Résumé de la décision
M. A B a demandé l'annulation d'une décision du maire de Marseille, datée du 22 novembre 2022, qui rejetait sa demande de régularisation du versement d'un supplément indemnitaire pour l'année 2018. Il a également demandé une injonction à la commune pour réexaminer sa situation en tenant compte des droits acquis entre le 1er juin 2017 et le 31 décembre 2017. Le tribunal a rejeté sa requête, considérant que les arguments avancés par M. B n'étaient pas fondés et que le jugement antérieur n'imposait pas le versement d'un supplément indemnitaire supplémentaire.
Arguments pertinents
1. Inadéquation des moyens soulevés : Le tribunal a constaté que M. B n'a pas prouvé que le montant du supplément indemnitaire qu'il a reçu pour 2018 était inférieur aux droits acquis durant la période contestée. En conséquence, ses arguments concernant l'illégalité des dispositions de la délibération du 2 avril 2021 ne reposent pas sur des faits concrets. Le tribunal a affirmé que "les seuls moyens exposés... ne sont manifestement pas assortis des précisions permettant d'en apprécier le bien-fondé".

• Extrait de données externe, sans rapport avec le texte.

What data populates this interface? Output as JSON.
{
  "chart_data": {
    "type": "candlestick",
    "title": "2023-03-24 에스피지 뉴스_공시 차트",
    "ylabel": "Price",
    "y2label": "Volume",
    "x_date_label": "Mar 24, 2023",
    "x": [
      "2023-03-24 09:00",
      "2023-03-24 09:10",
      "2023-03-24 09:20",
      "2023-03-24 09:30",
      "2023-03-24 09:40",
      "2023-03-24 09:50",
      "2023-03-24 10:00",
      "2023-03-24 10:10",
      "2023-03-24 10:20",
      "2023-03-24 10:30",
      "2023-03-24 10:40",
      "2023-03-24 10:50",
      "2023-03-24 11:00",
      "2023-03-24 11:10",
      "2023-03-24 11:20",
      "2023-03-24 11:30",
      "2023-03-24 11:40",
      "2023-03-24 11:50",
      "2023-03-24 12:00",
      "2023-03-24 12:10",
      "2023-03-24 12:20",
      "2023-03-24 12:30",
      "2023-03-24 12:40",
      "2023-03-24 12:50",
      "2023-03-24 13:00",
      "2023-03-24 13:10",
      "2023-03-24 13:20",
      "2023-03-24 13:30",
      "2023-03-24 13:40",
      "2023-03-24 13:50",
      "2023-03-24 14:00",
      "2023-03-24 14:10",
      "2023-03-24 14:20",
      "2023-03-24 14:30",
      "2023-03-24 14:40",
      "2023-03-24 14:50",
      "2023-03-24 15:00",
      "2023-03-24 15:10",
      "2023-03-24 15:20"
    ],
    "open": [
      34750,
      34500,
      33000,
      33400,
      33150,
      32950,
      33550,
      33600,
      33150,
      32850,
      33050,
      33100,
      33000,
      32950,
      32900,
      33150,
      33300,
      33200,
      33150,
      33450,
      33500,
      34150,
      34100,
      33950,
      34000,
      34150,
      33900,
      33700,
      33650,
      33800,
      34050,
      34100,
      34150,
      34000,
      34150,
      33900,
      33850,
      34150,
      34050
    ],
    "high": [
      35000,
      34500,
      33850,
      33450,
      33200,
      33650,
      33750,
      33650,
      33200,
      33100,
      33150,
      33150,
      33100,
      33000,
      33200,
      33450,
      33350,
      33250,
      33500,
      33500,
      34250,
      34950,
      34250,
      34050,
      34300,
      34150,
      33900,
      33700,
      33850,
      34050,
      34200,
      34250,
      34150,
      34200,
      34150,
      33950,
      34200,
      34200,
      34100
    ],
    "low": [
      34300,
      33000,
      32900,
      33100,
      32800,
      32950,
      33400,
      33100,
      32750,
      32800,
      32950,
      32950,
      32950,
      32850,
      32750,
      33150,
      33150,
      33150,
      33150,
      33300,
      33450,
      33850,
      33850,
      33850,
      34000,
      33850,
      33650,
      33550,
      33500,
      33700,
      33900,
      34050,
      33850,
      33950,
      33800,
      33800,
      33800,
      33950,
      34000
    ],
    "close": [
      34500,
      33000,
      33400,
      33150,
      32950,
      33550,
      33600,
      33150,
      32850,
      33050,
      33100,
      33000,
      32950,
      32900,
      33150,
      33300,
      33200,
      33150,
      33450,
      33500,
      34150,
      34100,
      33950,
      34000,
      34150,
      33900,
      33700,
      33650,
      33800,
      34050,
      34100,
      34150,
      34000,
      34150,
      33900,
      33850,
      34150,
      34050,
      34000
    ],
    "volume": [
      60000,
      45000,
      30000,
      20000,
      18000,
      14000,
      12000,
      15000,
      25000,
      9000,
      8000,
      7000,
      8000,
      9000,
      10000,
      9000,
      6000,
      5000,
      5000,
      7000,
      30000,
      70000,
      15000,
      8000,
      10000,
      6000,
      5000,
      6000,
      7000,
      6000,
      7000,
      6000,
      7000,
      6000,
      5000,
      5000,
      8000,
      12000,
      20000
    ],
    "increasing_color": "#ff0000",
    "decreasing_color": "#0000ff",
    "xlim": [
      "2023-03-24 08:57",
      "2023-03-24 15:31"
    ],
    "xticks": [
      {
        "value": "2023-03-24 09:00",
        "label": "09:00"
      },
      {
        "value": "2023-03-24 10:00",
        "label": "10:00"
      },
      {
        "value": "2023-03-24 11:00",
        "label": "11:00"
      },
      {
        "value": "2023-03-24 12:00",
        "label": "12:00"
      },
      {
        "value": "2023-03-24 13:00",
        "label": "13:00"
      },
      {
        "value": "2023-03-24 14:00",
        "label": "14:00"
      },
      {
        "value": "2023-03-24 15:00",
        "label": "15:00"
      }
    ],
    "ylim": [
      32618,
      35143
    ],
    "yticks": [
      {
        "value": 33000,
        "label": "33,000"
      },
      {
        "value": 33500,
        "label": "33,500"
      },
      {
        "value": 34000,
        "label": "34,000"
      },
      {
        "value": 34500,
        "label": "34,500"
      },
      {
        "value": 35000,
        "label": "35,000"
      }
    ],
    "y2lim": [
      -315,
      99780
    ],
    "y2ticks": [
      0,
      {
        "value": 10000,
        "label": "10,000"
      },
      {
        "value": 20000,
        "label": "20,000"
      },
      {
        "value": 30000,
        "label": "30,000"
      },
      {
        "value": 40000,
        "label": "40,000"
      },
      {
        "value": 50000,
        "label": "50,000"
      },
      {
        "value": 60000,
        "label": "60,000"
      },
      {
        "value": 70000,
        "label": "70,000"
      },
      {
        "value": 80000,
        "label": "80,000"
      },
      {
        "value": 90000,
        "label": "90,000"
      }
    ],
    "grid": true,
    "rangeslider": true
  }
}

2. Autorité de la chose jugée : Le tribunal a souligné que le jugement du 5 août 2020 ne prévoyait pas le versement d'un supplément indemnitaire supplémentaire, mais stipulait simplement que les droits acquis devaient être pris en compte pour le calcul de la prime de 2018. Cela signifie que les arguments de M. B méconnaissent l'autorité de la chose jugée.
3. Délai de recours : Le tribunal a noté que le délai de recours contentieux était expiré, ce qui a conduit à l'irrecevabilité de la requête.
Interprétations et citations légales
1. Code de justice administrative - Article R. 222-1 : Cet article permet aux présidents de formation de jugement de rejeter des requêtes qui ne comportent que des moyens manifestement infondés ou irrecevables. Le tribunal a appliqué cette disposition pour justifier le rejet de la requête de M. B, affirmant que "les moyens tirés... ne sont manifestement pas assortis des précisions permettant d'en apprécier le bien-fondé".
2. Délibération du 2 avril 2021 : Cette délibération a modifié les modalités de versement du supplément indemnitaire, stipulant que le montant ne peut être inférieur aux droits constitués durant la période de référence. Le tribunal a interprété cette délibération comme conforme aux exigences du jugement du 5 août 2020, en précisant que "la commune de Marseille a défini... les modalités de passage d'une période de référence annuelle à une période de référence mensuelle".
3. Principe de sécurité juridique et d'égalité de traitement : Le tribunal a également abordé les principes de sécurité juridique et d'égalité de traitement, en indiquant que les arguments de M. B ne démontraient pas une violation de ces principes, car il n'a pas établi que les dispositions de la délibération portaient atteinte à ses droits ou à ceux des autres agents de catégorie C.
En conclusion, la décision du tribunal administratif de Marseille a été fondée sur une analyse rigoureuse des faits et des textes de loi, conduisant au rejet de la requête de M. B pour absence de fondement juridique et de preuves suffisantes.